Para la catedrática, la lectura es una exploración del mundo que rodea al lector, además ofrece una educación individual.

“Lo más importante de la lectura en la vida de David, hasta ahora, fue cuando encontró la empatía dentro de los libros. Después de leer un cuento en donde el personaje quedaba huérfano, habló conmigo sobre esa sensación. Entonces, leer es una manera de aprender sobre estas cosas que nos afectarán, nos prepara para ello.

“Leer con David ha hecho que tengamos una comunicación más fuerte. Él tiene la libertad de escoger sus libros, pero también acepta los que intento que leamos juntos, eso genera confianza”, finalizó.

Descubrir el mundo

Cinthya Vargas Aldape es una promotora cultural enfocada al fomento a la lectura. Con su hija Leonora, ella ha compartido su pasión por los libros desde que su pequeña estaba en el vientre.

“Cuando me embaracé aún estaba en la universidad, entonces siempre tuve que leer desde que Leonora estaba en la panza, y algo interesante es que en mi vientre ella era muy inquieta, pero dentro de las horas de lectura se tranquilizaba. Ahora que es mayor y puede comprender mejor las cosas, creo que las horas de lectura que hemos tenido le ha ayudado mucho a decir las cosas que siente, pero también en el desarrollo de su lenguaje”, compartió Vargas a Zócalo.

“La lectura debe de ser un tipo de felicidad”, dijo el escritor Jorge Luis Borges. Esta frase aplica en cómo Cinthya comparte la actividad de leer con su hija. Un gusto y un juego que, ante todo, debe de ser placentero.

“Leer a esa edad conlleva también una mayor necesidad de explorar y de aprender. Creo que esto también ayudó a que, desde muy pequeñita, Leonora tuviera esas ganas de buscar los libros para tocarlos o para tenerlos.

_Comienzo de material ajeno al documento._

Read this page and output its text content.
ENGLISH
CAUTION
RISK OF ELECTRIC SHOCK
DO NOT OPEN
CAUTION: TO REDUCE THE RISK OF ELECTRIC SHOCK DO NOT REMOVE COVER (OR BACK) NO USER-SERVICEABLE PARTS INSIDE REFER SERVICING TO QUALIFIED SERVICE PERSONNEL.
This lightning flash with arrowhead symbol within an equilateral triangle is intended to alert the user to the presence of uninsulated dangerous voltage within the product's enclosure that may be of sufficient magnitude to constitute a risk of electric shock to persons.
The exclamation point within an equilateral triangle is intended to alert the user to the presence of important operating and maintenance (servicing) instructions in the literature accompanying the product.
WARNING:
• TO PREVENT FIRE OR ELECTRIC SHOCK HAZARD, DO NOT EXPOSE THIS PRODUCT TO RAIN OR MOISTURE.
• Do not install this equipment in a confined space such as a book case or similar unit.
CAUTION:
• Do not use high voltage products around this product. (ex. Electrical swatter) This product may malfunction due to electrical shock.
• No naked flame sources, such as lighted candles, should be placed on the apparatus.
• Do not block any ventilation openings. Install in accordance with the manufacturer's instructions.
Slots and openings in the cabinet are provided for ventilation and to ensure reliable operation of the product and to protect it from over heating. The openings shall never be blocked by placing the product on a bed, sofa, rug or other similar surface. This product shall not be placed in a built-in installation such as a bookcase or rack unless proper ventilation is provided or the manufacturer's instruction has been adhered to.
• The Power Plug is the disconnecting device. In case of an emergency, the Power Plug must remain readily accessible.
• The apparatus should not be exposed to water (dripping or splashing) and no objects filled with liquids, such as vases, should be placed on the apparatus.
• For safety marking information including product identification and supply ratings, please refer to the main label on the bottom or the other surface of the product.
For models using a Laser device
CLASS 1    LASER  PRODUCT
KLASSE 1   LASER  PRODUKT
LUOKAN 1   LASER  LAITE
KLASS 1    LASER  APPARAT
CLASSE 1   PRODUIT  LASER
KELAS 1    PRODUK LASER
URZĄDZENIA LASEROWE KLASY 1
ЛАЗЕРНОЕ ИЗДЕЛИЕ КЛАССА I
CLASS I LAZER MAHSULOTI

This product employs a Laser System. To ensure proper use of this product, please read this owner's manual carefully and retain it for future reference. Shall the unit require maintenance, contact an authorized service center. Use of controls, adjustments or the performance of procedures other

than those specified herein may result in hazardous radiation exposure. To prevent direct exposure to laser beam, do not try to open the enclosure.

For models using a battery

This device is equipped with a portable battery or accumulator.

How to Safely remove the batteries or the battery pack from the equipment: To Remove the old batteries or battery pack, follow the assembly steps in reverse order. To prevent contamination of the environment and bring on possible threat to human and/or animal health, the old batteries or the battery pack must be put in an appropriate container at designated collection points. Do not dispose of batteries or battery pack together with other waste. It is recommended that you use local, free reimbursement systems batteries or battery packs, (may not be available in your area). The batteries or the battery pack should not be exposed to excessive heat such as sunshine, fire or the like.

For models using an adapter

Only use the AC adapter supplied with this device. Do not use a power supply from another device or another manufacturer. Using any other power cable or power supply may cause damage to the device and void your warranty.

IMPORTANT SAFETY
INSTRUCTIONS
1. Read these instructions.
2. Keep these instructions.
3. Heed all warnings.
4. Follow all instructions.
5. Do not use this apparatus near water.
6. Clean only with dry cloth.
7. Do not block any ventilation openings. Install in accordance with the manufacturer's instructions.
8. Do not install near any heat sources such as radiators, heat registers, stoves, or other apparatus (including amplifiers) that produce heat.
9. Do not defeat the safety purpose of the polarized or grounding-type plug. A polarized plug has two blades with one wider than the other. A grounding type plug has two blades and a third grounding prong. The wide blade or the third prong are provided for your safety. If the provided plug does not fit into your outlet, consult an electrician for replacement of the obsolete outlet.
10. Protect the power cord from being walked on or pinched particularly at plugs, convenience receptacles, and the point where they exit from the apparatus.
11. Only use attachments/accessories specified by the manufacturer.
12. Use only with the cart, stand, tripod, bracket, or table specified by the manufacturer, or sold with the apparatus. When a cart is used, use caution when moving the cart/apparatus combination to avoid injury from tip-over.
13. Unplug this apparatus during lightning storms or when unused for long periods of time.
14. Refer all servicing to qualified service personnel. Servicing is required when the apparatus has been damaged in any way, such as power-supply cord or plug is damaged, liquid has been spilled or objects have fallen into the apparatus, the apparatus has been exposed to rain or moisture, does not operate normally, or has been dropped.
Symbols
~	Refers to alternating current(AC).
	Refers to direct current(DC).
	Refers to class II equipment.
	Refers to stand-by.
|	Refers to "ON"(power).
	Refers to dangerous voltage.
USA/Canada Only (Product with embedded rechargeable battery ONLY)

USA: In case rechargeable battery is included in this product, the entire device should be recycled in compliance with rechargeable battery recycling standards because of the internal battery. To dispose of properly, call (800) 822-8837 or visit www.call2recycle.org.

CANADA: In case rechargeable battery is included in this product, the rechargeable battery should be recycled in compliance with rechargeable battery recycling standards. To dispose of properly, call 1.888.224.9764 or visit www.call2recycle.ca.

“Ahora que Leonora está en el kínder creo que se ha vuelto aún más importante hacer que la lectura sea algo divertido para ella, y no que a la fuerza tengas que dedicarle un tiempo obligatorio. La idea es presentarle libros y ver cómo nosotros disfrutamos de la lectura para que ella también mantenga el hábito, sin pensar que es una obligación sino un placer”, concluyó.

Por la diversidad

Autora del cuento infantil Zapalinamé (Editorial Pape, 2017), así como de relatos y poemas otros para adultos que han sido antologados en diversas publicaciones, Elena Gómez ha hecho que sus hijos vean la lectura como un refugio y un aprendizaje.

“Para mí ha sido muy grato ver cómo mis hijos piden libros de regalo a un nivel impresionante, ya que hay momentos en que se leen libros de 200 páginas de un día para otro”, relató a Zócalo.

“Yo enseñé a mis hijos a leer según el método del doctor Glenn Doman en donde, de cierta manera, se relaciona a la lectura con el amor de mamá. A medida que los niños crecen y entran a la escuela, este método también ayuda a su relación con sus compañeros y sus maestros, pero es también la manera ideal para que ellos desde pequeños comiencen a cuestionar, a reflexionar”, detalló la escritora.

La lectura es libertad, como pensó El Quijote, el popular personaje creado por Miguel de Cervantes. Esto porque ofrece la posibilidad de comprender otros puntos de vista en un mundo lleno de diversidad. Para Gómez, esta libertad parte desde el niño hacia el mundo que lo rodea.

“Creo que lo primero que hará que un niño se acerque a un libro y lea para toda su vida, es tener la libertad de escoger el libro que quiere, por los colores, por la portada o por lo que sea. Tiene que ser un libro atractivo para él, esta libertad de elección hará que comprenda que leer es un acto liberador y placentero. Además, también sabrá que hay un mundo ahí afuera con otros puntos de vista que no tienen por qué encajar con el suyo: el del autor y los personajes”, mencionó.